Die Herausforderung einer Interpretation war glänzend gemeistert. Die Extreme zwischen leisen lyrischen Passagen (Triangel statt Becken), spöttisch-tänzerischen und extremen Steigerungen in Dynamik und Tempi waren deutlich ausgemacht und wiedergegeben. Manuel Nawris ausdrucksvollem körperlichen Dirigat war der jeweilige musikalische Duktus abzulesen, seine weichen Bewegungen riefen die romantisch-lyrischen Passagen im Schumann-Klavierkonzert ebenso stimmig ab wie sein herrischer Gestus die grotesken Walzer- oder Marschpassagen bei Schostakowitsch. Dessen 5.Symphonie liegt in Interpretationen vor, die in der Länge um mehr als eine Stunde variieren. Nawri hatte sich für eine schnelle Version entschieden, der triumphale, sich ins opulente Finale steigernde Marsch erhielt damit noch mehr abgründige Tiefe. Gratulation!

 

DER PIANIST
Auch dem Pianisten Michael Poliatskin ist zu gratulieren.
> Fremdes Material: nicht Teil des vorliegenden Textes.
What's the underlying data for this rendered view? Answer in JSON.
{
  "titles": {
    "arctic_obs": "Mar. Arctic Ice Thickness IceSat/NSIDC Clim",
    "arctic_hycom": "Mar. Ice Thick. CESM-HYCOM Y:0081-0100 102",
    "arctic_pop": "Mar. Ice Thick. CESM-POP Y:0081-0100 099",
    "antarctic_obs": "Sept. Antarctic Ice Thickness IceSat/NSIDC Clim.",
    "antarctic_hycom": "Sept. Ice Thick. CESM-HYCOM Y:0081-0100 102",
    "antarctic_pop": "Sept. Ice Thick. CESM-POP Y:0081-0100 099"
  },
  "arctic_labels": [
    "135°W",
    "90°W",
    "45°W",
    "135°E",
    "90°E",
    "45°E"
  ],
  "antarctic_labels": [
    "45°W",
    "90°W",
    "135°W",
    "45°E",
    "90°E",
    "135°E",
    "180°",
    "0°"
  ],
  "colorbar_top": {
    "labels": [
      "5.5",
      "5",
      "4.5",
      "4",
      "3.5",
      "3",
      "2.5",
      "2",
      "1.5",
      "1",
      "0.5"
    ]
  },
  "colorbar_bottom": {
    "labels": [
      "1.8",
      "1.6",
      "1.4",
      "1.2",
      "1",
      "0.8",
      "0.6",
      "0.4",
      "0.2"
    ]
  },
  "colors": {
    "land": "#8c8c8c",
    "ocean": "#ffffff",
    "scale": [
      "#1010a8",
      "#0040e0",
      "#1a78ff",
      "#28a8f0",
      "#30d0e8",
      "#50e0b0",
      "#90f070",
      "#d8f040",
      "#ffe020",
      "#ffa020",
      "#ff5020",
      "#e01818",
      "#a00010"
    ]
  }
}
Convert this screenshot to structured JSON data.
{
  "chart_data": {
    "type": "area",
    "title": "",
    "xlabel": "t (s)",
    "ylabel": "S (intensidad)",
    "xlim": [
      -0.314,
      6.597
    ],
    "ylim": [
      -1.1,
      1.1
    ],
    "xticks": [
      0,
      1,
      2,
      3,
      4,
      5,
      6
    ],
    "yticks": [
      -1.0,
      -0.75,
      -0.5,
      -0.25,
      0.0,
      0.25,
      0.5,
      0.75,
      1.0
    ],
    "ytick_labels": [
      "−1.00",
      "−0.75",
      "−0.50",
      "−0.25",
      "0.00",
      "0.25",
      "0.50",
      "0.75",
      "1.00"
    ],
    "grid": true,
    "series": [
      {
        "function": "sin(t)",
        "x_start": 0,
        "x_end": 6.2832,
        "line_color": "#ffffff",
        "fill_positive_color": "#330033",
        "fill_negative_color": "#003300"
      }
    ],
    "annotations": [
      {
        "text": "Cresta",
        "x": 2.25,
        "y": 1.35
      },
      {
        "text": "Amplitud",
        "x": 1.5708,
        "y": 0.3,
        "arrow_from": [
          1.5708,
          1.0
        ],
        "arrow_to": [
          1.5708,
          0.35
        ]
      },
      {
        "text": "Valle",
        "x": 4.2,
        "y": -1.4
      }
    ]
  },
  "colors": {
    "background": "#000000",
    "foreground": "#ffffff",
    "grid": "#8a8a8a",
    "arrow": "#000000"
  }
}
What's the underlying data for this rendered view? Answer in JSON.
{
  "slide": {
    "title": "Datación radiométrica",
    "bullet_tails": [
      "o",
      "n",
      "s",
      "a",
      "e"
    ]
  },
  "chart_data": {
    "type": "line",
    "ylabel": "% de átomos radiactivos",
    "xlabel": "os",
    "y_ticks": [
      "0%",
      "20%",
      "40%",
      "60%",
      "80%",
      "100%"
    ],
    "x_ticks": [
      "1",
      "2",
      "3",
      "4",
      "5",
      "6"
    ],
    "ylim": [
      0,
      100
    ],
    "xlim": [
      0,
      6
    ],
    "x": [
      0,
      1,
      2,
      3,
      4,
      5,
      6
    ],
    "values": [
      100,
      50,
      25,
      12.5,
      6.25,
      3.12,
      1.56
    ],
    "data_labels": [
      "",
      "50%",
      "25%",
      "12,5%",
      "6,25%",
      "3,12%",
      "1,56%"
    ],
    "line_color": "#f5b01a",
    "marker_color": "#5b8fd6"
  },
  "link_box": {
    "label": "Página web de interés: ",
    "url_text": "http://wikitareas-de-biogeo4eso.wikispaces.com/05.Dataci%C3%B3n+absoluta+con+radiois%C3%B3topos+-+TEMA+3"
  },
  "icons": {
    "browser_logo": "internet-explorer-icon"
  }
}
Sein Spiel überzeugte durch sichere Technik und die Freiheit von jeder pianistischen Attitüde. Seine Spielweise des Klavierkonzertes von Schumann rückte das Männlich-kraftvolle dieses Werkes in den Vordergrund, die romantischen idyllischen Passagen blieben eher blass, ein Gegenentwurf zu der Interpretation von Michael Leuschner mit dem Symphonieorchester Emmendingen im Mai diesen Jahres. Pianist und Orchester brauchten einige Takte, bis sie zu einem stimmigen Miteinander gefunden hatten. Der feine Dialog zwischen Klavier und Orchester, welcher den zweiten Satz charakterisiert, war dann glänzend musiziert.

Einer Benefizveranstaltung auf diesem Niveau mit derartig zahlreichem Zuspruch und Interesse des Publikums für einen nach wie vor überzeugenden Inhalt gebührt eine extra Gratulation!